Manuel Neuer musste gegen Union erneut hinter sich greifen. Nach elf Spielen schon der 17. Gegentreffer der Bayern. Foto: Michael Sohn/POOL AP/dpa

Manuel Neuer musste gegen Union erneut hinter sich greifen. Nach elf Spielen schon der 17. Gegentreffer der Bayern. Foto: Michael Sohn/POOL AP/dpa

Berlin 13.12.2020 Von Deutsche Presse-Agentur

Bundesliga: Das war der Samstag, das bringt der Sonntag

Ein schwächelnder FC Bayern, eine Blamage für den BVB und souveräne Leipziger: Das Titelrennen in der Fußball-Bundesliga ist nach elf Spieltagen völlig offen.

Am Sonntag könnte das noch ungeschlagene Bayer Leverkusen die Tabellenführung übernehmen. Im Tabellenkeller gelingen Freiburg und Köln wichtige Siege.

DEBAKEL: Drei Liga-Heimniederlagen in Serie mit zehn Gegentoren, nur noch Platz fünf: Borussia Dortmund ist kurz vor Weihnachten an einem Tiefpunkt angelangt. Ohne den verletzten Torjäger Erling Haaland präsentierte sich der BVB bei der 1:5-Heimblamage gegen den starken VfB Stuttgart vorne harmlos und hinten anfällig. „Wir dürfen zu Hause nicht so auftreten“, sagte Kapitän Marco Reus, der die Leistung seiner Mannschaft „beschämend“ nannte. Auch die Debatten um Trainer Lucien Favre dürften nun wieder zunehmen. „Wir müssen jetzt sprechen und das analysieren“, kündigte der Schweizer nach der Blamage an.

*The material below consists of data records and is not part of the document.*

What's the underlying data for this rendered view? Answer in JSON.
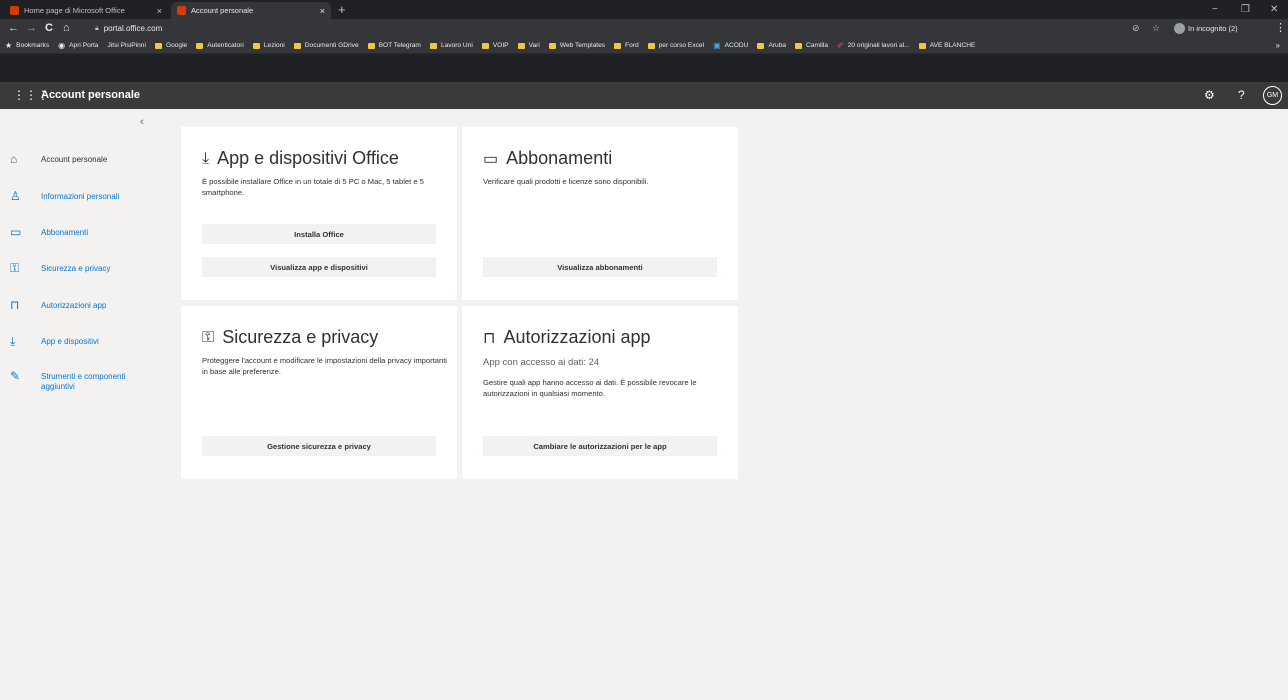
{
  "browser": {
    "tabs": [
      {
        "label": "Home page di Microsoft Office",
        "close": "×"
      },
      {
        "label": "Account personale",
        "close": "×"
      }
    ],
    "new_tab": "+",
    "window_controls": {
      "minimize": "−",
      "restore": "❐",
      "close": "✕"
    },
    "nav": {
      "back": "←",
      "forward": "→",
      "reload": "C",
      "home": "⌂"
    },
    "url": "portal.office.com",
    "incognito_label": "In incognito (2)",
    "menu": "⋮",
    "bookmarks_more": "»",
    "bookmarks": [
      {
        "label": "Bookmarks",
        "icon": "star"
      },
      {
        "label": "Apri Porta",
        "icon": "globe"
      },
      {
        "label": "Jitsi PisiPinni",
        "icon": "none"
      },
      {
        "label": "Google",
        "icon": "folder"
      },
      {
        "label": "Autenticatori",
        "icon": "folder"
      },
      {
        "label": "Lezioni",
        "icon": "folder"
      },
      {
        "label": "Documenti GDrive",
        "icon": "folder"
      },
      {
        "label": "BOT Telegram",
        "icon": "folder"
      },
      {
        "label": "Lavoro Uni",
        "icon": "folder"
      },
      {
        "label": "VOIP",
        "icon": "folder"
      },
      {
        "label": "Vari",
        "icon": "folder"
      },
      {
        "label": "Web Templates",
        "icon": "folder"
      },
      {
        "label": "Ford",
        "icon": "folder"
      },
      {
        "label": "per corso Excel",
        "icon": "folder"
      },
      {
        "label": "ACODU",
        "icon": "app"
      },
      {
        "label": "Aruba",
        "icon": "folder"
      },
      {
        "label": "Camilla",
        "icon": "folder"
      },
      {
        "label": "20 originali lavori al...",
        "icon": "pin"
      },
      {
        "label": "AVE BLANCHE",
        "icon": "folder"
      }
    ]
  },
  "app": {
    "title": "Account personale",
    "waffle": "⋮⋮⋮",
    "settings_icon": "⚙",
    "help_icon": "?",
    "avatar_initials": "GM"
  },
  "sidebar": {
    "collapse": "‹",
    "items": [
      {
        "label": "Account personale",
        "icon": "⌂"
      },
      {
        "label": "Informazioni personali",
        "icon": "♙"
      },
      {
        "label": "Abbonamenti",
        "icon": "▭"
      },
      {
        "label": "Sicurezza e privacy",
        "icon": "⚿"
      },
      {
        "label": "Autorizzazioni app",
        "icon": "⊓"
      },
      {
        "label": "App e dispositivi",
        "icon": "⤓"
      },
      {
        "label": "Strumenti e componenti aggiuntivi",
        "icon": "✎"
      }
    ]
  },
  "cards": {
    "apps": {
      "title": "App e dispositivi Office",
      "icon": "⤓",
      "desc": "È possibile installare Office in un totale di 5 PC o Mac, 5 tablet e 5 smartphone.",
      "button1": "Installa Office",
      "button2": "Visualizza app e dispositivi"
    },
    "subscriptions": {
      "title": "Abbonamenti",
      "icon": "▭",
      "desc": "Verificare quali prodotti e licenze sono disponibili.",
      "button": "Visualizza abbonamenti"
    },
    "security": {
      "title": "Sicurezza e privacy",
      "icon": "⚿",
      "desc": "Proteggere l'account e modificare le impostazioni della privacy importanti in base alle preferenze.",
      "button": "Gestione sicurezza e privacy"
    },
    "permissions": {
      "title": "Autorizzazioni app",
      "icon": "⊓",
      "sub": "App con accesso ai dati: 24",
      "desc": "Gestire quali app hanno accesso ai dati. È possibile revocare le autorizzazioni in qualsiasi momento.",
      "button": "Cambiare le autorizzazioni per le app"
    }
  }
}
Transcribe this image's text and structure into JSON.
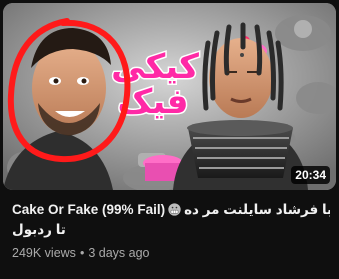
{
  "video": {
    "duration": "20:34",
    "title_part_1": "Cake Or Fake (99% Fail)",
    "title_part_2": "با فرشاد سایلنت مر ده",
    "title_part_3": "تا ردبول",
    "views": "249K views",
    "separator": "•",
    "age": "3 days ago"
  },
  "thumbnail": {
    "overlay_text_line_1": "کیکی",
    "overlay_text_line_2": "فیک"
  },
  "colors": {
    "background": "#0f0f0f",
    "title": "#f1f1f1",
    "meta": "#aaaaaa",
    "circle_annotation": "#ff1a1a"
  }
}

ABWEHRSCHWÄCHE: Beim 1:1 gegen Union Berlin gelang dem sonst so souveränen FC Bayern schon zum vierten Mal in dieser Liga-Saison kein Sieg. Ein Grund dafür: Das frühe 0:1 durch Grischa Prömel (4. Minute). „So haben wir uns das Leben selber schwer gemacht“, kritisierte Thomas Müller. Es war bereits das 17. Gegentor für die Münchner in dieser Saison, zum fünften Mal in Serie lag der FC Bayern mit 0:1 zurück. „Als Torwart nervt es natürlich immer“ sagte Keeper Manuel Neuer dazu. Die Konsequenz: Am Sonntag könnte Bayer Leverkusen die Münchner mit einem Sieg an der Tabellenspitze ablösen.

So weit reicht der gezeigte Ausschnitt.